Ayurvedic proponents have claimed that the symptoms of disease are always related to the balance of the doshas, which can be determined by feeling the patient’s wrist pulse or completing a questionnaire. Some proponents claim (incorrectly) that the pulse can be used to detect diabetes, cancer, musculoskeletal disease, asthma, and “imbalances at early stages when there may be no other clinical signs and when mild forms of intervention may suffice.” Balance is supposedly achieved through “pacifying” diets and a long list of procedures and products, many of which are said to be formulated for specific body types. Through various combinations of vata, pitta, and kapha, ten body types are possible. Somehow, however, one’s doshas (and therefore one’s body type) can vary from hour to hour, season to season, and questionnaire to questionnaire.

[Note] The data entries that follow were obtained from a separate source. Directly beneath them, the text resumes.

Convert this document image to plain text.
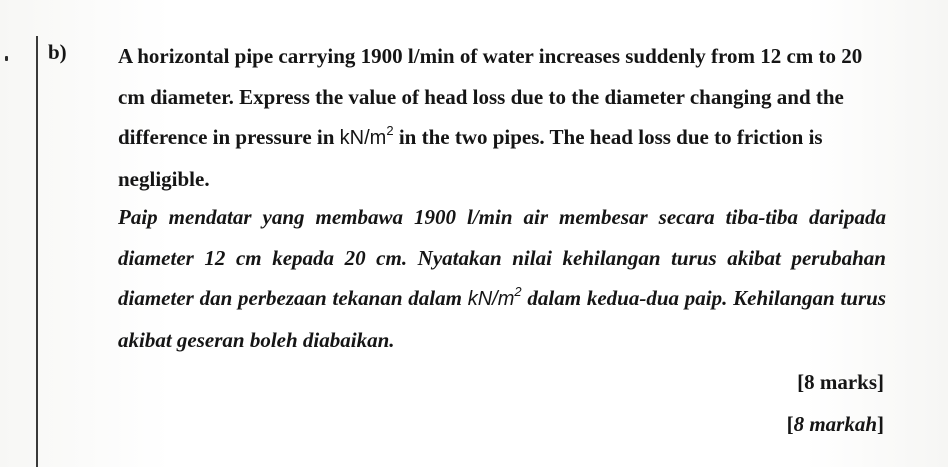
b) A horizontal pipe carrying 1900 l/min of water increases suddenly from 12 cm to 20 cm diameter. Express the value of head loss due to the diameter changing and the difference in pressure in $kN/m^2$ in the two pipes. The head loss due to friction is negligible.
Paip mendatar yang membawa 1900 l/min air membesar secara tiba-tiba daripada diameter 12 cm kepada 20 cm. Nyatakan nilai kehilangan turus akibat perubahan diameter dan perbezaan tekanan dalam $kN/m^2$ dalam kedua-dua paip. Kehilangan turus akibat geseran boleh diabaikan.
[8 marks]
[8 markah]
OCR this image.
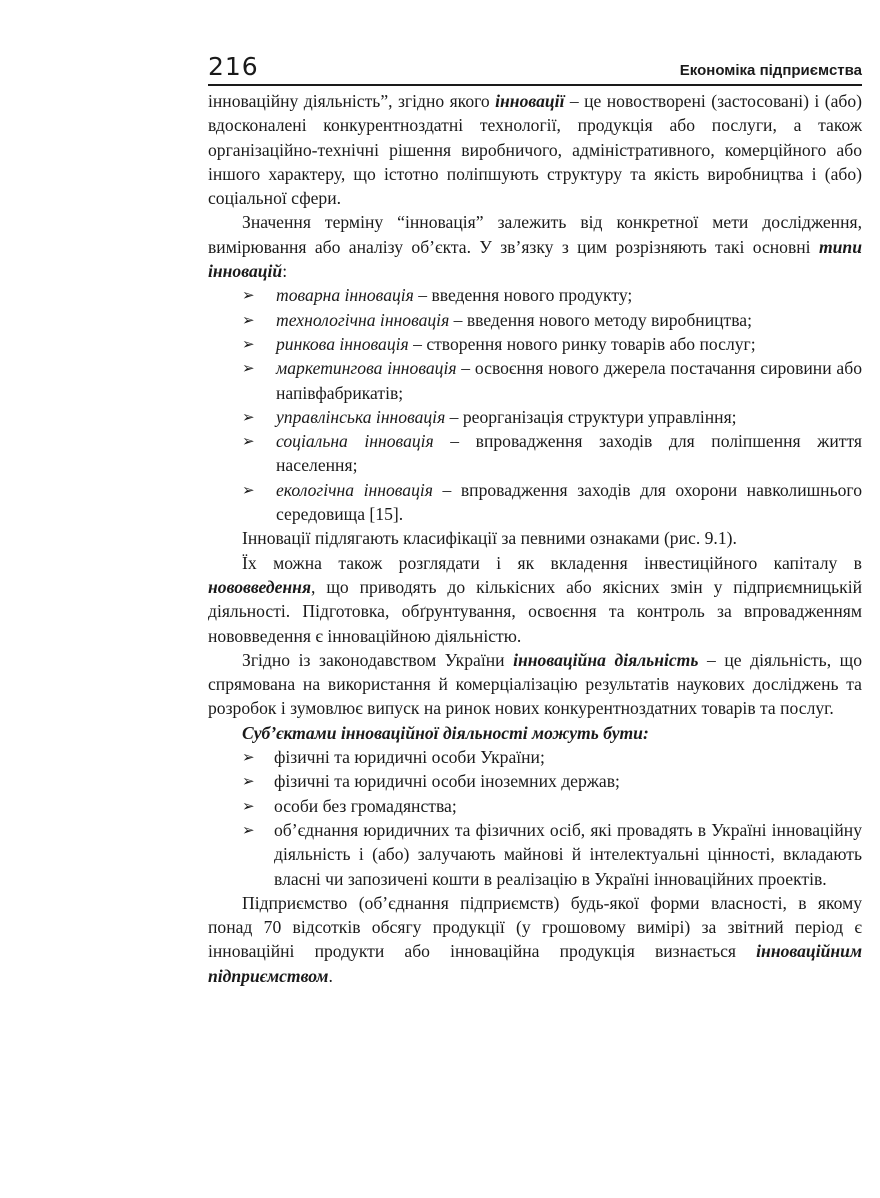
216	Економіка підприємства

інноваційну діяльність”, згідно якого інновації – це новостворені (застосовані) і (або) вдосконалені конкурентноздатні технології, продукція або послуги, а також організаційно-технічні рішення виробничого, адміністративного, комерційного або іншого характеру, що істотно поліпшують структуру та якість виробництва і (або) соціальної сфери.

Значення терміну “інновація” залежить від конкретної мети дослідження, вимірювання або аналізу об’єкта. У зв’язку з цим розрізняють такі основні типи інновацій:

➢ товарна інновація – введення нового продукту;
➢ технологічна інновація – введення нового методу виробництва;
➢ ринкова інновація – створення нового ринку товарів або послуг;
➢ маркетингова інновація – освоєння нового джерела постачання сировини або напівфабрикатів;
➢ управлінська інновація – реорганізація структури управління;
➢ соціальна інновація – впровадження заходів для поліпшення життя населення;
➢ екологічна інновація – впровадження заходів для охорони навколишнього середовища [15].

Інновації підлягають класифікації за певними ознаками (рис. 9.1).

Їх можна також розглядати і як вкладення інвестиційного капіталу в нововведення, що приводять до кількісних або якісних змін у підприємницькій діяльності. Підготовка, обґрунтування, освоєння та контроль за впровадженням нововведення є інноваційною діяльністю.

Згідно із законодавством України інноваційна діяльність – це діяльність, що спрямована на використання й комерціалізацію результатів наукових досліджень та розробок і зумовлює випуск на ринок нових конкурентноздатних товарів та послуг.

Суб’єктами інноваційної діяльності можуть бути:

➢ фізичні та юридичні особи України;
➢ фізичні та юридичні особи іноземних держав;
➢ особи без громадянства;
➢ об’єднання юридичних та фізичних осіб, які провадять в Україні інноваційну діяльність і (або) залучають майнові й інтелектуальні цінності, вкладають власні чи запозичені кошти в реалізацію в Україні інноваційних проектів.

Підприємство (об’єднання підприємств) будь-якої форми власності, в якому понад 70 відсотків обсягу продукції (у грошовому вимірі) за звітний період є інноваційні продукти або інноваційна продукція визнається інноваційним підприємством.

This ridiculous beliefs of Ayurveda such as their fundamental notion that everyone has three “doshas”, and imbalances in these doshas cause basically all disease. Imbalances in the first dosha – can make a person susceptible to “skin, neurological, and mental diseases” or with a second dosha, to heart disease and arthritis, and the third causes diabetes, ulcers, and asthma. All the doshas can be upset by eating certain types of food.
Finally we come to what should be point number 1: “Does Ayurveda work?” The answer is, simply, “No.” Actually this cult was slowly developed to suck money from illiterate people who NEVER read those sanskrit scriptures in their life time, nothing else. e.g. In current days, the person who is making tall claims of aurvedic medicine for cancer & aids is unable to cure his own eyes but able to purchase an island to live alone (with all his young followers – no CD please) and do “research” on plants (or implants)

The fact remains that only very few rigorous, controlled scientific studies have been carried out on Ayurvedic practices. In India, the government began systematic research in 1969, and the work continues till date. So they are trying to suggest that this needs more study – a common ploy of pseudoscience practitioners.

A quick primer: in Ayurveda, all of the body’s functions, including health, sickness, and so on, are regulated by three “doshas”, which are really quite meaningless from a scientific point of view. For example, the dosha called vata “governs all bodily functions concerning movement” and accumulates during cold, dry, windy weather. Is there any basis for this? No. What’s worse is that Ayurveda “medicines” (I have to put that word in quotes here) contain well-known toxins such as mercury, arsenic, and lead. In fact, a scientific study in the Journal of the America Medical Association (Saper et al., JAMA (2004)292:2868-2873) found:

One of 5 Ayurvedic HMPs [herbal medicine products] produced in South Asia and available in Boston South Asian grocery stores contains potentially harmful levels of lead, mercury, and/or arsenic. Users of Ayurvedic medicine may be at risk for heavy metal toxicity, and testing of Ayurvedic HMPs for toxic heavy metals should be mandatory.